Great! You could be seeing results but sometimes working harder doesn’t lead to the results you’re after, what you need to do is work smarter. Here are a five tips to do that and keep the results coming your way. This is not one of them!!

1. Warm up more effectively.
Your warm up is important to prepare your body to get the most out of your workout. If you’ve a shoddy warm up, you leave gains in the gym. Your warm up shouldn’t take forever. It should raise your core temperature, activate your muscles and mobilise your joints. Do this by foam rolling, light cardio, bodyweight exercises, dynamic stretching and finally ramping up sets using lighter weights until you reach your working weight.
2. Order your workout to do the big movements first before the smaller ones.

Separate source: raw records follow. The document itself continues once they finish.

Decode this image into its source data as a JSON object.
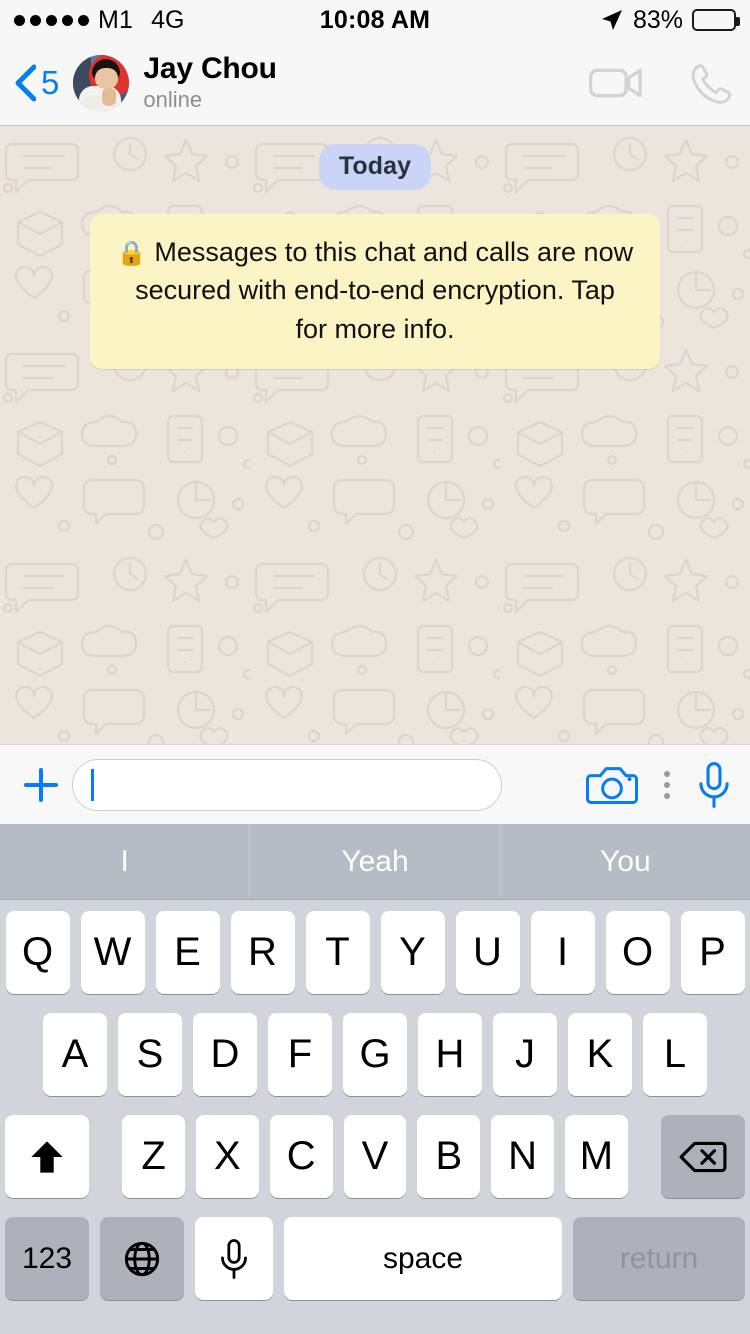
{
  "status_bar": {
    "signal_dots": 5,
    "carrier": "M1",
    "network": "4G",
    "time": "10:08 AM",
    "battery_percent": "83%",
    "battery_level": 83,
    "battery_color": "#ffcc00",
    "location_icon": "location-arrow-icon"
  },
  "header": {
    "back_count": "5",
    "back_icon": "chevron-left-icon",
    "contact_name": "Jay Chou",
    "contact_status": "online",
    "avatar_icon": "contact-avatar",
    "video_call_icon": "video-camera-icon",
    "voice_call_icon": "phone-icon",
    "action_color": "#d3d3d5"
  },
  "chat": {
    "day_divider": "Today",
    "day_pill_color": "#c9d4f7",
    "encryption_lock_icon": "lock-icon",
    "encryption_notice": "Messages to this chat and calls are now secured with end-to-end encryption. Tap for more info.",
    "encryption_bubble_color": "#fdf4c6",
    "wallpaper_color": "#ebe5dd",
    "wallpaper_doodle_color": "#ded5ca"
  },
  "input_bar": {
    "attach_icon": "plus-icon",
    "message_value": "",
    "message_placeholder": "",
    "camera_icon": "camera-icon",
    "more_icon": "more-vertical-icon",
    "mic_icon": "microphone-icon",
    "accent_color": "#067cf9"
  },
  "predictive": {
    "suggestions": [
      "I",
      "Yeah",
      "You"
    ],
    "background_color": "#b6bcc6"
  },
  "keyboard": {
    "background_color": "#d1d4da",
    "row1": [
      "Q",
      "W",
      "E",
      "R",
      "T",
      "Y",
      "U",
      "I",
      "O",
      "P"
    ],
    "row2": [
      "A",
      "S",
      "D",
      "F",
      "G",
      "H",
      "J",
      "K",
      "L"
    ],
    "row3_letters": [
      "Z",
      "X",
      "C",
      "V",
      "B",
      "N",
      "M"
    ],
    "shift_icon": "shift-arrow-icon",
    "backspace_icon": "backspace-delete-icon",
    "numbers_key": "123",
    "globe_icon": "globe-icon",
    "dictation_icon": "microphone-icon",
    "space_key": "space",
    "return_key": "return"
  }
}
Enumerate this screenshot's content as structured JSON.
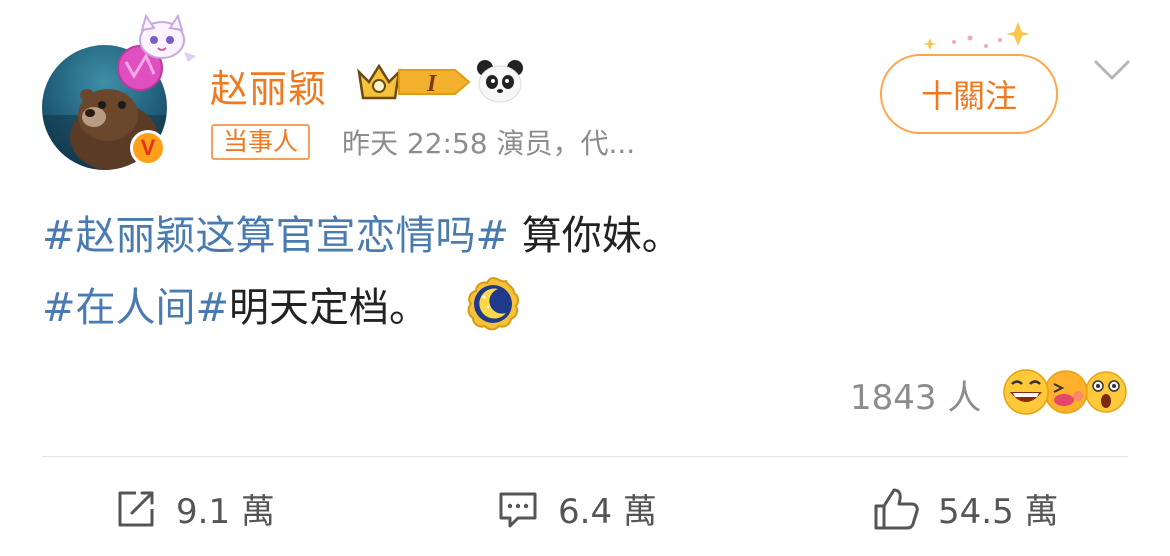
{
  "post": {
    "author": {
      "name": "赵丽颖",
      "tag": "当事人",
      "badge_level": "I",
      "verified_mark": "V"
    },
    "meta": "昨天 22:58  演员，代...",
    "follow_label": "十關注",
    "content": {
      "hashtag1": "#赵丽颖这算官宣恋情吗#",
      "text1": " 算你妹。",
      "hashtag2": "#在人间#",
      "text2": "明天定档。"
    },
    "reactions": {
      "count": "1843 人"
    },
    "actions": {
      "repost": "9.1 萬",
      "comment": "6.4 萬",
      "like": "54.5 萬"
    }
  },
  "colors": {
    "username": "#f0781f",
    "hashtag": "#4a7bb0",
    "follow_border": "#ffa54a",
    "meta": "#8c8c8c"
  },
  "icons": [
    "avatar",
    "cat-pendant-icon",
    "verified-icon",
    "crown-badge-icon",
    "panda-icon",
    "chevron-down-icon",
    "moon-emoji-icon",
    "reaction-emojis-icon",
    "repost-icon",
    "comment-icon",
    "like-icon"
  ]
}
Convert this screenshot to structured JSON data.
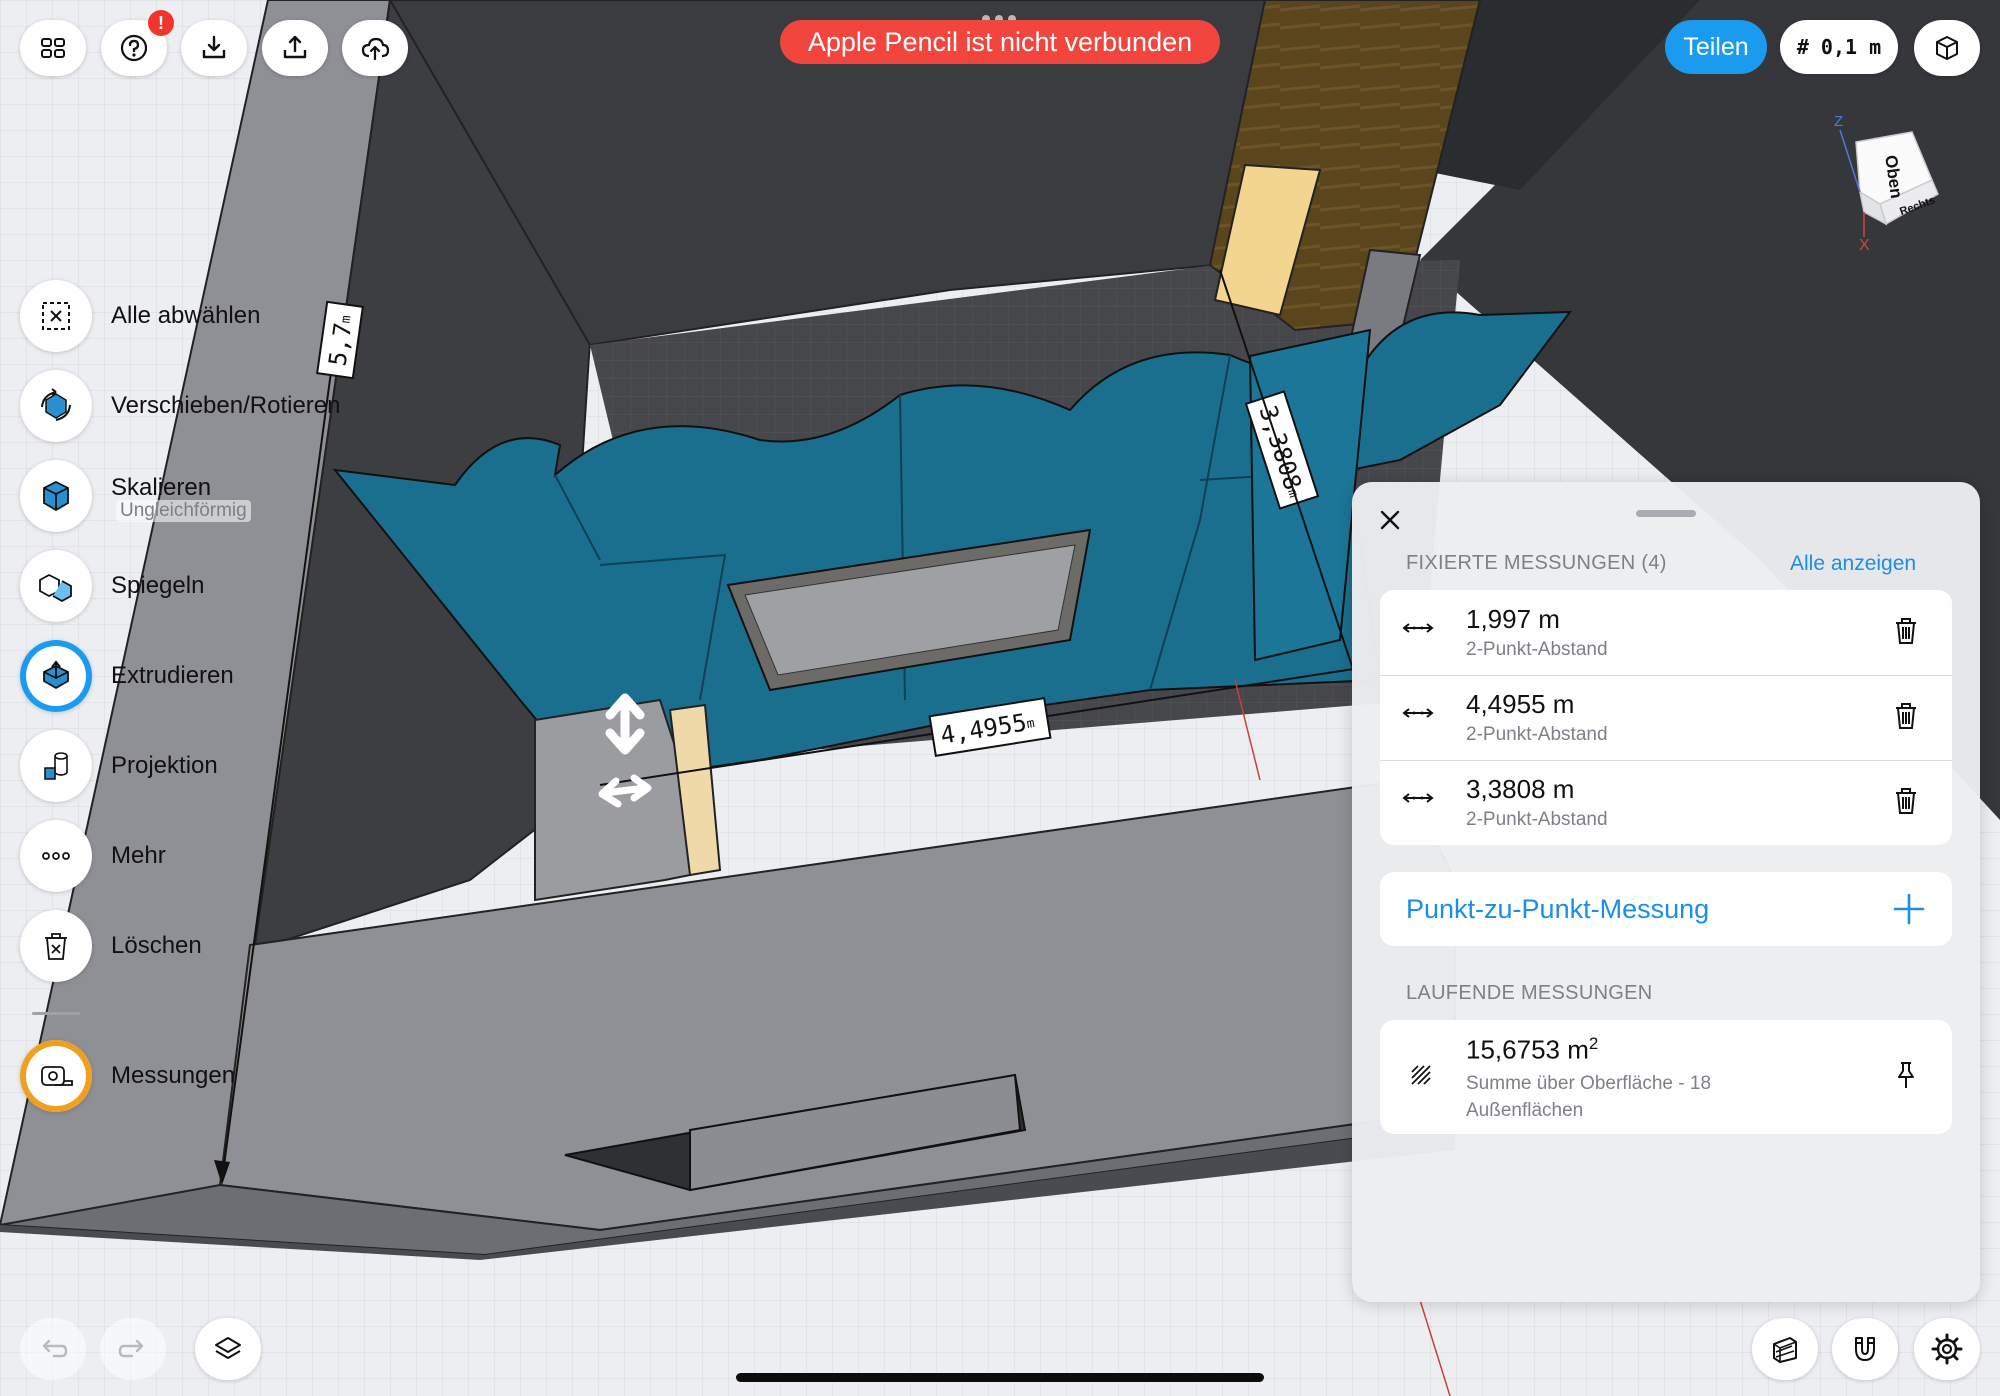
{
  "toolbar": {
    "alert_badge": "!",
    "pencil_banner": "Apple Pencil ist nicht verbunden",
    "share_label": "Teilen",
    "grid_label": "# 0,1 m"
  },
  "view_cube": {
    "top": "Oben",
    "right": "Rechts",
    "axis_z": "Z",
    "axis_x": "X"
  },
  "tools": [
    {
      "label": "Alle abwählen",
      "icon": "deselect-icon"
    },
    {
      "label": "Verschieben/Rotieren",
      "icon": "move-rotate-icon"
    },
    {
      "label": "Skalieren",
      "sublabel": "Ungleichförmig",
      "icon": "scale-icon"
    },
    {
      "label": "Spiegeln",
      "icon": "mirror-icon"
    },
    {
      "label": "Extrudieren",
      "icon": "extrude-icon"
    },
    {
      "label": "Projektion",
      "icon": "projection-icon"
    },
    {
      "label": "Mehr",
      "icon": "more-icon"
    },
    {
      "label": "Löschen",
      "icon": "delete-icon"
    },
    {
      "label": "Messungen",
      "icon": "tape-measure-icon"
    }
  ],
  "scene_labels": {
    "dim_left": "5,7",
    "dim_bottom": "4,4955",
    "dim_right": "3,3808",
    "unit": "m"
  },
  "panel": {
    "pinned_title": "FIXIERTE MESSUNGEN (4)",
    "show_all": "Alle anzeigen",
    "pinned": [
      {
        "value": "1,997 m",
        "type": "2-Punkt-Abstand"
      },
      {
        "value": "4,4955 m",
        "type": "2-Punkt-Abstand"
      },
      {
        "value": "3,3808 m",
        "type": "2-Punkt-Abstand"
      }
    ],
    "point_to_point": "Punkt-zu-Punkt-Messung",
    "running_title": "LAUFENDE MESSUNGEN",
    "running": {
      "value": "15,6753 m",
      "superscript": "2",
      "description": "Summe über Oberfläche - 18 Außenflächen"
    }
  },
  "colors": {
    "accent": "#1a9bf0",
    "banner_red": "#f2453d",
    "teal_wall": "#1a6f8e",
    "dark_wall": "#3c3d41",
    "gray_wall": "#8e8f94",
    "measure_ring": "#f0a020"
  }
}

Compound exercises (exercises using more than one major muscle group) should be done before the smaller exercises like biceps curls or calf raises. Compound exercises include deadlifts, squats, bench presses, rows for example. These exercises use more muscles, help gain more strength and burn more calories. Do these first when you’re fresh and can put the most effort into them as they take a lot more energy and have a bigger effect on your nervous system. The goal should be to get stronger in these main lifts or exercises.

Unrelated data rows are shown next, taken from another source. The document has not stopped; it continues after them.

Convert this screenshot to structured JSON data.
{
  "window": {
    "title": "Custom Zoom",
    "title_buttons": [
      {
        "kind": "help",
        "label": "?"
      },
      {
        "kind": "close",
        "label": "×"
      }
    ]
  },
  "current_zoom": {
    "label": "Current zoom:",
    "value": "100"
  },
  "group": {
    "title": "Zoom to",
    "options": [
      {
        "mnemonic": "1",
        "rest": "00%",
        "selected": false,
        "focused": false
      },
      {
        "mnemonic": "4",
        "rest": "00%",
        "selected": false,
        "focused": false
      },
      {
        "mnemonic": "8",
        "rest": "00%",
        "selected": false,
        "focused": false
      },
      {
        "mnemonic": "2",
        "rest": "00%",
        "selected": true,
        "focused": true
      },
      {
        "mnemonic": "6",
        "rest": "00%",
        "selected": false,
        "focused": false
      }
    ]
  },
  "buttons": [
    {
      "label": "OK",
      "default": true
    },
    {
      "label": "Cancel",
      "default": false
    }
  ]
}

3. Train the pulling movements before pushing movements.
This relates more to the shoulder joint and in particular a small group of muscles called your rotator cuff, which helps stabilise your shoulder joint. The shoulder joint is the most mobile joint in the body and therefore also the most at risk to injury. Pushing movements rely on and can compromise the stability of the rotator cuff. By doing pulling movements, such as rows, pull-ups, and deadlifts, you’ll warm up and activate the cuff muscles surrounding the joint and help reduce your risk of injury.

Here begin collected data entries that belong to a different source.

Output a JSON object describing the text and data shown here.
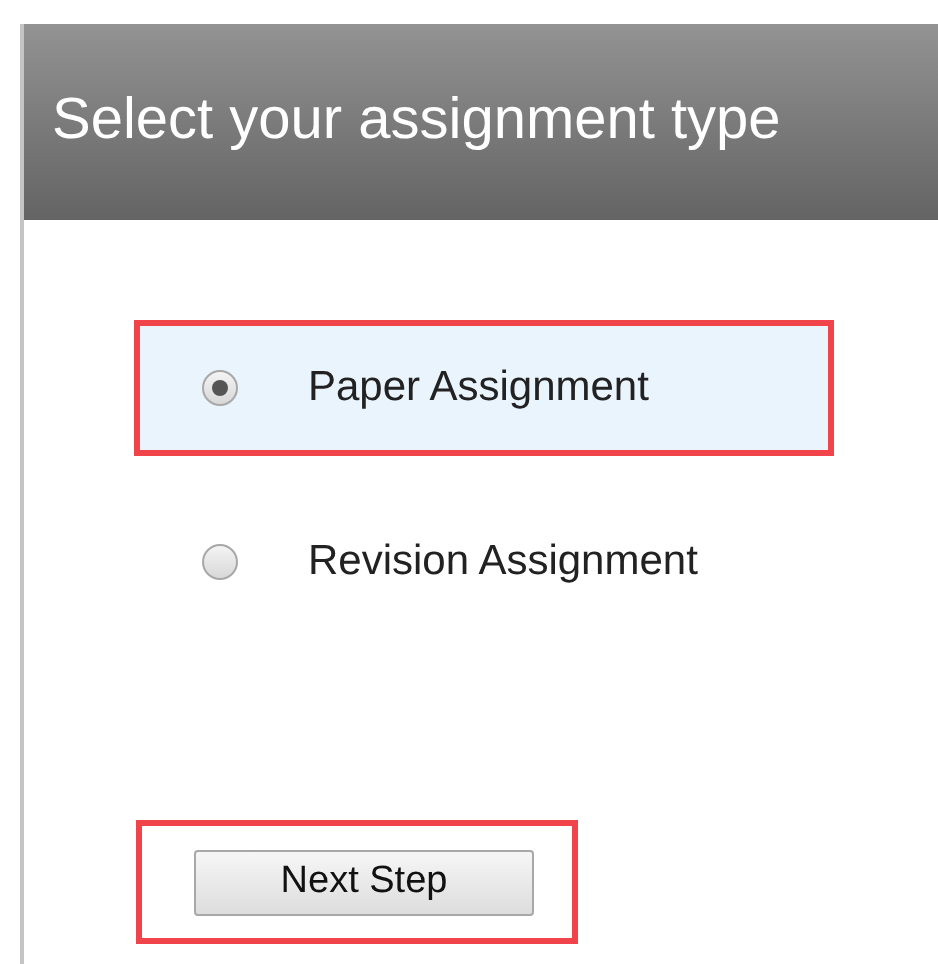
{
  "header": {
    "title": "Select your assignment type"
  },
  "options": [
    {
      "label": "Paper Assignment",
      "selected": true,
      "highlighted": true
    },
    {
      "label": "Revision Assignment",
      "selected": false,
      "highlighted": false
    }
  ],
  "button": {
    "label": "Next Step",
    "highlighted": true
  }
}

4. Plan your core training better.
Core work is thrown into a workout all over the place as people think a stronger core will help everything else or they think training their stomach will make it smaller and shrink the fat there. (I’ve busted that myth in a previous blog post) The big compound moves I mentioned earlier require a strong core, but if we do sets of stomach exercises between sets, we fatigue the core and can’t perform those moves as well. Meaning we don’t get as much out of the exercises that would give us the most benefit. This is bad. Do your core training on a separate day or at the end of your training session.
5. Don’t expect every session to be amazing.
So many things affect how well we feel on any given day. Hydration, amount of sleep one had, what food you ate, hormone levels. The list goes on and on. Some days we feel like crap, our body or a muscle just hurts for no reason and other days we feel awesome. Your training session might require you to do a predetermined number of sets or reps in a given exercise but if you just had a big hen or stag party the day or two before don’t have a meltdown if you’re not at your best. Learn to listen to your body, take down the intensity a couple notches and pat yourself on the back for still training when others wouldn’t make time to try and better themselves.
Use these tips in your next workout and keep getting stronger, fitter and healthier.